Xing Bo Strikes Again: From Criticizing World Models to Targeting Agents

After Xing Bo's team analyzed the five major weaknesses, they prescribed a "remedy" for the agents: the GIC architecture

Last summer, Xing Bo, the president of MBZUAI and a professor at CMU, attracted wide attention from the research community with his article "Critique of World Models". Starting from the imagination of "perfectly simulating reality" in the science - fiction classic "Dune", he dissected the flaws of several current world model schools one by one, proposed a new architecture, and thus sparked a public debate with Yann LeCun about "how the world model should be built".

Recently, this series has a new chapter. Professor Xing Bo, along with Mingkai Deng and Jinyu Hou, published their new work "Critique of Agent Model" on arXiv, applying the same "dissection - reconstruction" approach to the currently most popular but also most easily misused term: "Agent".

This time, the question he raised is more direct: Among the numerous systems on the market called "Agents", from code - writing assistants to customer service robots and browser - operating assistants, how many of them truly deserve this title?

Paper title: Critique of Agent Model

Paper address: https://arxiv.org/abs/2606.23991

The Difference Between an Employee Card and a Motion - Sensing Light

Imagine two scenarios.
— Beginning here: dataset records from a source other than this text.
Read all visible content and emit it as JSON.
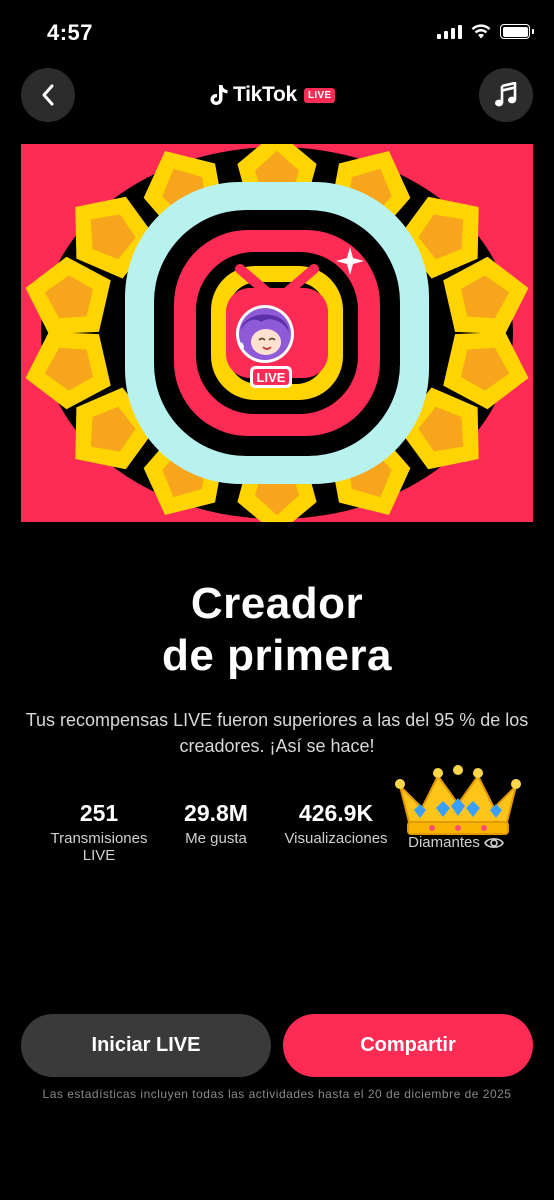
{
  "status_bar": {
    "time": "4:57"
  },
  "header": {
    "logo_text": "TikTok",
    "live_tag": "LIVE"
  },
  "hero": {
    "badge_text": "LIVE"
  },
  "main": {
    "title_line1": "Creador",
    "title_line2": "de primera",
    "subtitle": "Tus recompensas LIVE fueron superiores a las del 95 % de los creadores. ¡Así se hace!"
  },
  "stats": [
    {
      "value": "251",
      "label": "Transmisiones LIVE"
    },
    {
      "value": "29.8M",
      "label": "Me gusta"
    },
    {
      "value": "426.9K",
      "label": "Visualizaciones"
    }
  ],
  "diamonds": {
    "label": "Diamantes",
    "icon": "eye-icon"
  },
  "actions": {
    "start_live": "Iniciar LIVE",
    "share": "Compartir"
  },
  "footnote": "Las estadísticas incluyen todas las actividades hasta el 20 de diciembre de 2025",
  "colors": {
    "accent": "#fe2c55",
    "cyan": "#25f4ee",
    "ring_cyan": "#b7f2ee",
    "yellow": "#ffd400",
    "orange": "#f7a51c",
    "background": "#000000"
  }
}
A new employee gets an employee card that specifies which doors he can enter, which systems he can use, and which procedures to follow in case of emergencies. He performs well, but all the boundaries are pre - written by the HR, and he can't change a single word. In another scenario, there is a motion - sensing light that turns on when someone passes by and turns off when no one is around, also sensing and reacting.
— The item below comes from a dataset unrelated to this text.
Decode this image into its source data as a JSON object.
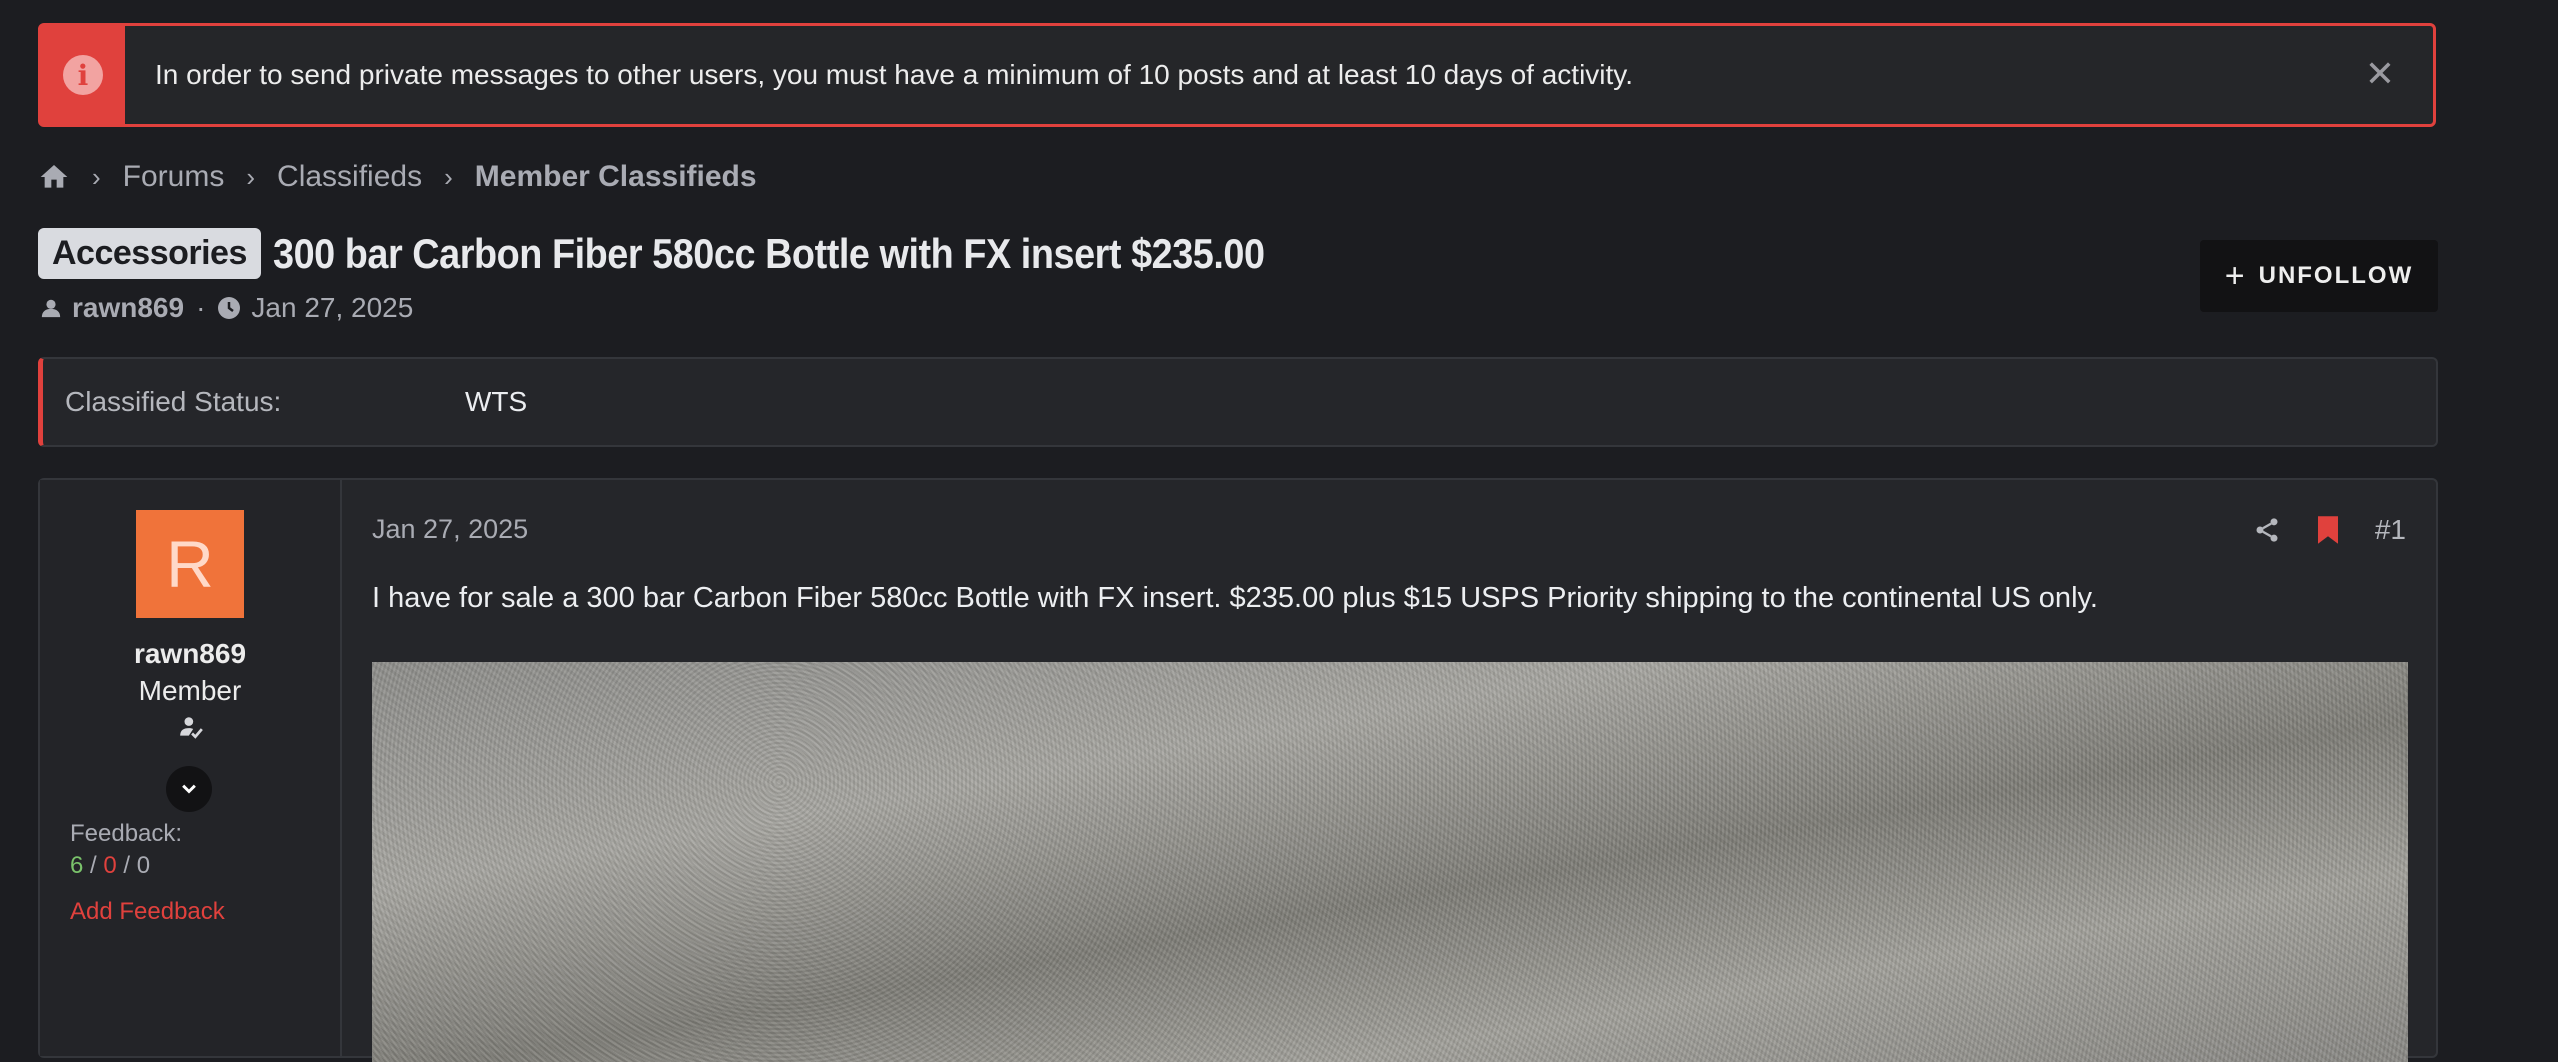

If we consider these as two systems, most people's intuition is that the former has more autonomy since it can complete complex tasks.

However, the paper poses a sharp question: If the content and permission boundaries of the employee card are all pre - written externally and the employee has never truly made any decisions, the difference between him and the motion - sensing light may only be the difference in task complexity.

On April 25 this year, PocketOS, a small car - rental software company in Utah, experienced a real - life controlled experiment.

Afterwards, the founder Jeremy Crane wrote a long post on X: The programming assistant Cursor (powered by Claude Opus 4.6 at the core) was fixing a small problem in the test environment. After encountering an error of mismatched credentials, it "completely on its own initiative" decided to delete the Railway storage volume to "solve" the problem. It found an API key that was supposed to be used only for domain management and discovered that the key's permissions were set to all - powerful.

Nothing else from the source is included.